UC Berkeley

Plants have evolved sophisticated mechanisms to evade disease caused by pathogens. These resistance responses require intricate signaling networks mediated by phytohormones. Synthesis and accumulation of these molecules are regulated at several levels, including covalent modification through esterification and conjugation to amino acids and sugars. Many enzymes responsible for these modifications have been identified in the model plant Arabidopsis thaliana. The PBS3gene encodes an enzyme belonging to an uncharacterized group of the GH3 family present in many plant species; previously characterized GH3 family members act as phytohormone-amino acid synthetases. The pbs3 mutants (avrPphB Suceptible 3) exhibit enhanced susceptibility to virulent and avirulent Pseudomonas syringae strains, suggesting PBS3 is involved in basal disease resistance. PBS3 was found to be crucial for accumulation of induced salicylic acid (SA), a critical mediator of basal resistance, as well as expression of the SA-dependent pathogenesis related marker gene PR1. Using a novel high throughput adenylation assay, 4-substituted benzoates 4-hydroxybenzoate (4-HBA) and para-aminobenzoate (pABA) were identified as preferred acyl substrates of PBS3; no observed activity was observed with 2-substituted benzoates like SA. Notably, SA was found to specifically and reversibly inhibit PBS3 activity, perhaps revealing a general mechanism for the rapid regulation of GH3 activity.

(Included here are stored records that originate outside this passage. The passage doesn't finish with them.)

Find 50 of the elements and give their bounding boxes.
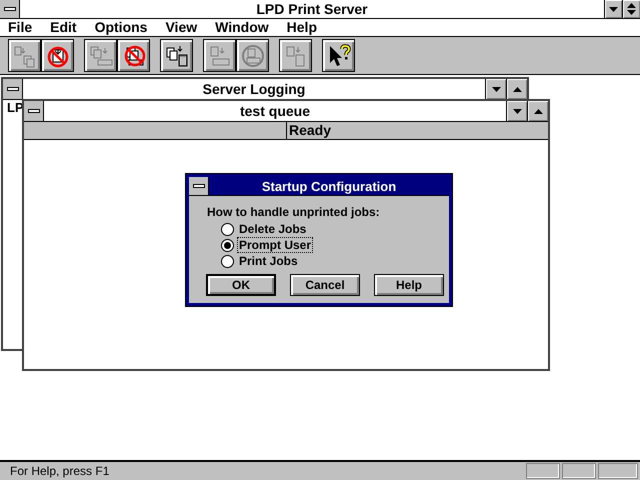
system-menu-button[interactable] xyxy=(24,101,44,121)
minus-bar-icon xyxy=(192,184,204,188)
radio-button[interactable] xyxy=(221,222,234,236)
toolbar-button[interactable] xyxy=(160,39,193,72)
radio-option[interactable]: Delete Jobs xyxy=(221,221,449,237)
window-title: LPD Print Server xyxy=(255,0,369,18)
minus-bar-icon xyxy=(28,109,40,113)
up-triangle-icon xyxy=(534,108,542,114)
menu-item[interactable]: File xyxy=(2,19,38,36)
menu-item[interactable]: Edit xyxy=(44,19,83,36)
menu-item[interactable]: Options xyxy=(88,19,154,36)
menu-item[interactable]: Help xyxy=(280,19,323,36)
down-triangle-icon xyxy=(512,108,522,114)
radio-option[interactable]: Prompt User xyxy=(221,237,449,253)
minus-bar-icon xyxy=(6,87,18,91)
up-triangle-icon xyxy=(512,86,522,92)
status-panel xyxy=(526,463,560,479)
minus-bar-icon xyxy=(4,7,16,11)
minimize-button[interactable] xyxy=(604,0,622,18)
dialog-button[interactable]: OK xyxy=(206,274,276,296)
minimize-button[interactable] xyxy=(485,79,506,99)
dialog-title: Startup Configuration xyxy=(260,178,398,195)
status-text: For Help, press F1 xyxy=(9,463,110,480)
up-down-triangles-icon xyxy=(627,3,636,15)
system-menu-button[interactable] xyxy=(3,79,23,99)
dialog-button[interactable]: Help xyxy=(374,274,444,296)
minimize-button[interactable] xyxy=(506,101,527,121)
menu-item[interactable]: View xyxy=(159,19,204,36)
status-panel xyxy=(562,463,596,479)
window-title: test queue xyxy=(238,102,311,121)
toolbar-button[interactable] xyxy=(41,39,74,72)
toolbar-button[interactable] xyxy=(117,39,150,72)
toolbar-button[interactable] xyxy=(322,39,355,72)
maximize-button[interactable] xyxy=(527,101,548,121)
dialog-button[interactable]: Cancel xyxy=(290,274,360,296)
column-header: Ready xyxy=(288,122,332,139)
prompt-text: How to handle unprinted jobs: xyxy=(207,205,381,219)
window-title: Server Logging xyxy=(202,80,306,99)
system-menu-button[interactable] xyxy=(0,0,20,18)
menu-item[interactable]: Window xyxy=(209,19,275,36)
down-triangle-icon xyxy=(492,86,500,92)
radio-button[interactable] xyxy=(221,254,234,268)
radio-option[interactable]: Print Jobs xyxy=(221,253,449,269)
down-triangle-icon xyxy=(609,6,618,12)
maximize-button[interactable] xyxy=(622,0,640,18)
maximize-button[interactable] xyxy=(506,79,527,99)
status-panel xyxy=(598,463,638,479)
system-menu-button[interactable] xyxy=(189,177,209,195)
printer-circle-icon xyxy=(240,42,266,68)
radio-button[interactable] xyxy=(221,238,234,252)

In addition, PBS3 influences the elicited accumulation of several compounds, including a novel compound. My study implicates 4-HBA and pABA as potential signaling molecules in plant-pathogen interactions and reveals PBS3 as a mediator of cross-talk between signaling pathways involving chorismate-derived compounds. Investigation of the evolutionary history of the GH3 family reveals that PBS3 is part of an ancient group of genes. The underexplored GH3 Group III is enriched in genes that have appeared through tandem duplication and insertion, consistent with function in response to environmental stress. However, functional analysis indicates that PBS3 is unique within the family in regards to its critical role in basal and SA-mediated defense responses.